Differential Diagnosis:
Other causes of metabolic acidosis and altered mental status, such as sepsis, diabetic ketoacidosis, other drug intoxications (e.g., methanol, ethylene glycol), Reye's syndrome (historically associated with aspirin use in children with viral illnesses), and metabolic disorders.
Management
Initial Management:
Airway, breathing, and circulation (ABC) support
Administer supplemental oxygen
Intravenous fluid resuscitation with isotonic saline to correct dehydration and address potential hypotension
Monitor vital signs and neurological status closely
Gastric decontamination (activated charcoal) may be considered within 1 hour of ingestion, especially for large acute ingestions, but is less effective for chronic ingestions or delayed presentation
Syrup of ipecac is generally not recommended.
Medical Management:
Sodium bicarbonate (NaHCO3) infusion is the cornerstone of treatment for moderate to severe salicylate toxicity
It is used to alkalinize the urine (pH > 7.5) and blood, enhancing salicylate excretion by creating an ionized form that is less lipid-soluble and less able to cross cell membranes
Dosing: Typically 1-2 mEq/kg bolus followed by a continuous infusion, adjusted to maintain urine pH > 7.5
Monitor serum electrolytes and fluid balance carefully
Glucose supplementation may be needed to prevent hypoglycemia, especially in children.
Dialysis Criteria:
Hemodialysis is indicated in severe salicylate toxicity refractory to medical management
Criteria include: 1
Serum salicylate level > 50-60 mg/dL (3.3-3.9 mmol/L) with significant clinical toxicity or rapid rise
2
Severe metabolic acidosis (pH < 7.20) unresponsive to bicarbonate therapy
3
Altered mental status or coma
4
Renal failure
5
Seizures
6
Prolonged or chronic salicylate ingestion with high levels
7
Rapidly rising salicylate levels despite treatment.
Supportive Care:
Aggressive management of hyperthermia (e.g., cooling blankets, antipyretics)

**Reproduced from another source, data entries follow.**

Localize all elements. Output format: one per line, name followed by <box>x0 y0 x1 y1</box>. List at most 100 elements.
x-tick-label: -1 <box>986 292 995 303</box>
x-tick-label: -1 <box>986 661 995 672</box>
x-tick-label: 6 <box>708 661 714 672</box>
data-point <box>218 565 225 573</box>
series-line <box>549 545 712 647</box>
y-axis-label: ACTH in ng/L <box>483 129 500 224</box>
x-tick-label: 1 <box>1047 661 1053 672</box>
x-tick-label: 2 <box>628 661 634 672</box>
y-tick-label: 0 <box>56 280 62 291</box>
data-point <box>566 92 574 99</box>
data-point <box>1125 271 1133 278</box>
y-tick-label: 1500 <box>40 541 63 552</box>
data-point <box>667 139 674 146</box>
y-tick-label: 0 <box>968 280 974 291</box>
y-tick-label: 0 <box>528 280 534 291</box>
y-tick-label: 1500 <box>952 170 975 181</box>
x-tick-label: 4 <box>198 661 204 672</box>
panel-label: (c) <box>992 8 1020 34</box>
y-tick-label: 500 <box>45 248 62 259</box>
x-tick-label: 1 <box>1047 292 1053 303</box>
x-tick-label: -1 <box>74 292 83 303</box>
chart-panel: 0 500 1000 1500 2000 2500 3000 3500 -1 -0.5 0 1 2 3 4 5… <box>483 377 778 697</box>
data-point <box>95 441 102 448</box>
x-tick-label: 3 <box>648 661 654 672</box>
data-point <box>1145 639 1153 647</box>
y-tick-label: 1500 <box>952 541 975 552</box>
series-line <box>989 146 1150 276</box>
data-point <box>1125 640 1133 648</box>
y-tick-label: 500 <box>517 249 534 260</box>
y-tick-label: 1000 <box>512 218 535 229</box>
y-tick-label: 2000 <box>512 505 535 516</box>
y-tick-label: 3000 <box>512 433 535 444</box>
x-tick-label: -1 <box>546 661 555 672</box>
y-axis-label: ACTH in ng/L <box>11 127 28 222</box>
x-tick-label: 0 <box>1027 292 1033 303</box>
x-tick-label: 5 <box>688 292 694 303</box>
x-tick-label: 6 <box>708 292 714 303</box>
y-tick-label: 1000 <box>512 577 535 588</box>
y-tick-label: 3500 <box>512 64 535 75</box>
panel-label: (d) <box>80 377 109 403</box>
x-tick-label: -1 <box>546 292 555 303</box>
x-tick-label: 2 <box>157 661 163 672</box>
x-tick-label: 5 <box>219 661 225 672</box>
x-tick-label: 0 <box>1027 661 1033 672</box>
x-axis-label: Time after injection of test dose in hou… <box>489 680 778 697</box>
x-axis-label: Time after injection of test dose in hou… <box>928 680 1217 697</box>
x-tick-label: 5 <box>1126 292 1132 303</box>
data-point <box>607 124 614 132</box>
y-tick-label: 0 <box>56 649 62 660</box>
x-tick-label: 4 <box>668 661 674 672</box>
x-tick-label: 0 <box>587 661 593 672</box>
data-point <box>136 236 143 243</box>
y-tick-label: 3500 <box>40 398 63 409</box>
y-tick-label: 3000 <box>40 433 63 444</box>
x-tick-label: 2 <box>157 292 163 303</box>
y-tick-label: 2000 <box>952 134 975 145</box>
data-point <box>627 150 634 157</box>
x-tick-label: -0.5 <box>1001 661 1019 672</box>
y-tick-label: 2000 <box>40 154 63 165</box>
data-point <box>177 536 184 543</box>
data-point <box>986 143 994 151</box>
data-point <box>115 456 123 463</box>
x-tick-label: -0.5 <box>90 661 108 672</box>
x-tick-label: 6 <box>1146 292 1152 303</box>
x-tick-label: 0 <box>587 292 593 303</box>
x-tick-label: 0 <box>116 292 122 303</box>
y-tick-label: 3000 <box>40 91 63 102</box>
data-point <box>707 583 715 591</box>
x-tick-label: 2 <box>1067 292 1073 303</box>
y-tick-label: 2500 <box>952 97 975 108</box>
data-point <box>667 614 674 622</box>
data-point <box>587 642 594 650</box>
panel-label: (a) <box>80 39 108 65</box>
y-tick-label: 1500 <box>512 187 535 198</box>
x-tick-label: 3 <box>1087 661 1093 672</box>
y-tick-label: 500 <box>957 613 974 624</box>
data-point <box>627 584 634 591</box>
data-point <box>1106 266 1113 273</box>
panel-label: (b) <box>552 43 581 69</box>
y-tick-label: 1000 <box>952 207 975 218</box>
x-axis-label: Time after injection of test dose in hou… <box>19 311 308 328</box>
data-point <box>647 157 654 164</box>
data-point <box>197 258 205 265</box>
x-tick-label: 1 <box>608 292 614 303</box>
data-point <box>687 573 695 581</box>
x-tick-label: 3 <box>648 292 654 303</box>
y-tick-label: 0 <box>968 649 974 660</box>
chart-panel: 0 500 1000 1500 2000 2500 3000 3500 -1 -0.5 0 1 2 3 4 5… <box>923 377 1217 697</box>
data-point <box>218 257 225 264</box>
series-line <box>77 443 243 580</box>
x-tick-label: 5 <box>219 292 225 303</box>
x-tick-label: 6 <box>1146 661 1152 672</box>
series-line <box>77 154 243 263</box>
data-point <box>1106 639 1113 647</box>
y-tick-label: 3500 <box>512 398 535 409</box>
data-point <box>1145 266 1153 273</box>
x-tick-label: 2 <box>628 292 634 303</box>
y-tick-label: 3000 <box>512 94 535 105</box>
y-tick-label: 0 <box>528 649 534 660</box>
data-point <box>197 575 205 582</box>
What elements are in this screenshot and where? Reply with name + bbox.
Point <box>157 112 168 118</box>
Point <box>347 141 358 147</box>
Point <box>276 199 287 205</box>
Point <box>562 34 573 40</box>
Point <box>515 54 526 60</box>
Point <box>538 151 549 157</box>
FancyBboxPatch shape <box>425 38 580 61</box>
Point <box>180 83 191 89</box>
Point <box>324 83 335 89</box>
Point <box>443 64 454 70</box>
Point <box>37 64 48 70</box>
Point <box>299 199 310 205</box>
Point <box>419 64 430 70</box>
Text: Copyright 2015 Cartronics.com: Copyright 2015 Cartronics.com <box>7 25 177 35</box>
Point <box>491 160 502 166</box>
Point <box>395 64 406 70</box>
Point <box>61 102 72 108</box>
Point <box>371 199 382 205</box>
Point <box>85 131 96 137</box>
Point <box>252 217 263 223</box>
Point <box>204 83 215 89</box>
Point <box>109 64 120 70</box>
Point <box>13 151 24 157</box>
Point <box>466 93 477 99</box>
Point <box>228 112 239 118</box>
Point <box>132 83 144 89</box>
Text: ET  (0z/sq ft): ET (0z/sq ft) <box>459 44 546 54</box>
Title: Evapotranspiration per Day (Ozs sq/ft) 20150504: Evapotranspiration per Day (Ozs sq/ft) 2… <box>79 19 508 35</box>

Seizure control with benzodiazepines or other anticonvulsants
Management of pulmonary edema if present
Close monitoring of fluid and electrolyte balance, renal function, and acid-base status in an intensive care setting.
Complications
Early Complications:
Pulmonary edema
Cerebral edema
Hypoglycemia
Hyperthermia
Seizures
Gastrointestinal hemorrhage
Rhabdomyolysis
Acute kidney injury.
Late Complications:
Neurological sequelae (rare)
Hepatic dysfunction
Chronic renal insufficiency (rare).
Prevention Strategies:
Safe storage of medications out of reach of children
Educating caregivers about the dangers of aspirin overdose
Avoiding aspirin in children and adolescents with viral illnesses to prevent Reye's syndrome
Careful dosing of pediatric salicylate-containing medications.
Prognosis
Factors Affecting Prognosis:
The severity of toxicity, time to initiation of treatment, presence of co-ingestions, and development of complications significantly impact prognosis
Early and aggressive management is associated with better outcomes.
Outcomes:
With prompt and appropriate management, most children recover fully
Severe toxicity can lead to permanent neurological damage or death, although this is rare with modern intensive care
Lethality is significantly reduced by early diagnosis and treatment, especially hemodialysis when indicated.
Follow Up:
Patients who have experienced significant salicylate toxicity require follow-up to assess for any residual effects, particularly neurological or renal
Routine follow-up is typically not required for mild ingestions with prompt resolution.
Key Points
Exam Focus:
Recognize the characteristic acid-base derangements (mixed respiratory alkalosis and metabolic acidosis)
Understand the role of sodium bicarbonate and urine alkalinization
Know the indications for hemodialysis
Recall the Done nomogram and its limitations.
Clinical Pearls:
Always check serum salicylate levels and ABGs in suspected cases
Serial monitoring of salicylate levels is crucial
Don't underestimate chronic ingestions, which can present insidiously with lower initial salicylate levels but significant toxicity
Consider co-ingestions carefully.
Common Mistakes:
Delaying treatment due to relying solely on nomogram values without considering clinical status and acid-base balance
Inadequate fluid resuscitation
Incorrect dosing or administration of sodium bicarbonate
Failure to consider hemodialysis in appropriate cases.